Nate: Do you find it satisfying that you have a win or a loss at the end of the day and that’s all people care about? Even though it might imperfectly reflect your decision-making?

Mark: I just hate to lose. Unless we go like 17-4 the rest of the way, this is going to be my first losing season since grade school. I mean, that’s fucked up. It’s not satisfying in the least bit, but it is what it is. And I think we’ve kind of evolved this season, so hopefully we’re in a good position.

Nate: You’re going to have to move on from Dirk at some point …

Mark: Nah. Somebody’s got to be the first 50-year-old — Dirk will be the Satchel Paige of the NBA, playing knuckleball somewhere.

Nate: But it’s been a very successful run. If you could replicate that and, say, you have a team that’s going to be good for 10, 12, 15 years with a 10 or 15 percent chance of winning the championship any year versus a team that has a three-year dominant window, does either of those appeal to you more?

Mark: If I knew I was going to get three rings and just be horrible the rest of the way, I’d probably take the three rings and then try to change the agreement. But yeah, I mean, rings are the thing. I want a really big ring.
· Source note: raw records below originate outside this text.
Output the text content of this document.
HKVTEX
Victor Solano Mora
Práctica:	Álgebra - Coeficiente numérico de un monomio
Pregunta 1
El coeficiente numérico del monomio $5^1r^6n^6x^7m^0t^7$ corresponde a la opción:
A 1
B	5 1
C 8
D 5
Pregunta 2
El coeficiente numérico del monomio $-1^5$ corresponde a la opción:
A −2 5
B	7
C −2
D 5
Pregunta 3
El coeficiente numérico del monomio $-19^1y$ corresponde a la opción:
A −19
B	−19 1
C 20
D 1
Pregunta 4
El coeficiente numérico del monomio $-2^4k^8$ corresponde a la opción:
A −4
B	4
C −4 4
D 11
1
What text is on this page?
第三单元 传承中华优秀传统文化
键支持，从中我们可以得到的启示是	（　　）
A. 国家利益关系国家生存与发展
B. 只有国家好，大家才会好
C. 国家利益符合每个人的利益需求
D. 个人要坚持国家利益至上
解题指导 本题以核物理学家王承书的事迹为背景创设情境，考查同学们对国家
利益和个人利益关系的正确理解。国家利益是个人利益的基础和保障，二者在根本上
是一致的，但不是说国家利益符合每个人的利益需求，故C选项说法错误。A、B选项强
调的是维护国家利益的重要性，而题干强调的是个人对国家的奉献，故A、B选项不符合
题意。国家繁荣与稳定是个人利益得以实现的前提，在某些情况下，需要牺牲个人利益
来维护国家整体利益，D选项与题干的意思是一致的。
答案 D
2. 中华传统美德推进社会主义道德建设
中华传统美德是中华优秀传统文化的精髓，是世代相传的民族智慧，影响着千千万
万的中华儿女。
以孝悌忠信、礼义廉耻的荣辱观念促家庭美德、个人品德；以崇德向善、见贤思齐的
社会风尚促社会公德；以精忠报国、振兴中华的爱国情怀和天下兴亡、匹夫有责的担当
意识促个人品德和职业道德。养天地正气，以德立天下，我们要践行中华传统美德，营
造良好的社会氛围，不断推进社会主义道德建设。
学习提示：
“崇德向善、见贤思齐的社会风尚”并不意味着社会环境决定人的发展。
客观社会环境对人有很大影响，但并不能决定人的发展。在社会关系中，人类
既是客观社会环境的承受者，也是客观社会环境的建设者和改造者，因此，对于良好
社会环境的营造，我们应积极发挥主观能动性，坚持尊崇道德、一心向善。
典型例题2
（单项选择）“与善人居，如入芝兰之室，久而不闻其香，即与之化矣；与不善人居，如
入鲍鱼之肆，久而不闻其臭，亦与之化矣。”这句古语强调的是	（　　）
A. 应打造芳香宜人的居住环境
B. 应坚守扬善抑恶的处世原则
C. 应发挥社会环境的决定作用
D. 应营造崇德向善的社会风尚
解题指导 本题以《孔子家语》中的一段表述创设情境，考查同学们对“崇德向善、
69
Nate: You would trade … let’s say you have 10 60-win teams that make the conference semifinals …

Mark: Yeah, we won 50-plus games 10 out of 11 years in a row.

Nate: But you would trade that for one additional ring?

Mark: Yeah. Yeah.

***

Nate: You’ve talked about how using analytics or any kind of more rigorous approach, there’s not as much low-hanging fruit as there was. How many teams out of the 30 NBA teams you think still don’t get it?

Mark: I think they all get analytics. I think they don’t all get how to use analytics. You talk about efficient markets. Analytics is the most efficient market, and in my opinion, it’s changing the most dramatically right in front of our eyes because of deep learning, new networks, etc. And so, now, we all have to scratch our heads and say, “What variables and how do we weight them and does it correlate, is it causation, etc.?”

Nate: Have you had experiences where you had a model that fit the past data really well and then you applied it and it was disastrous?

Mark: I wouldn’t say disastrous. Like one of the things that we liked to use one summer was the shooting percentage, the number of games that you shot over 60 percent versus the number of games that you shot under 60 percent across D-League, college, the NBA. And those who had a greater than 2-to-1 ratio typically had success. And it worked fairly well until we had a couple of the exceptions that proved the rules. And so, yeah, there’s been times where we thought, yeah, this is really an indicator, and it turned out not to be.

Nate: Do you deliberately experiment with different lineups and different strategies or …

Mark: Absolutely.

Nate: Because to me, that’s one of the big lessons. You learn that no forecasting method is perfect, right, but there’s a lot of value in actual, real data.

Mark: Whether it’s starting Nerlens last night and having him guard the 5 or guard the 4 and Dirk guard the 5 or whatever, or playing more zone the year we won, I always try to be contrary. So if everybody’s shooting threes and layups, how do you defend that? And then it means the midrange is going to be wide open, right? And so if you can get past that point expectation, there’s an opportunity there. But the year we won, I asked coach to play zone an entire preseason game so we’d get good at it because nobody ever practiced against the zone. And if nobody’s ever practicing against it and they’re only playing us two or four times a year, they’re not going to change their habits just for us. And if we don’t get good at a zone and play a zone and if other teams aren’t lousy at attacking a zone, we don’t win. I mean, going back to that Miami series, the minute we’d go into a zone, you’d see LeBron pounding the ball and eating up time, which was what we wanted.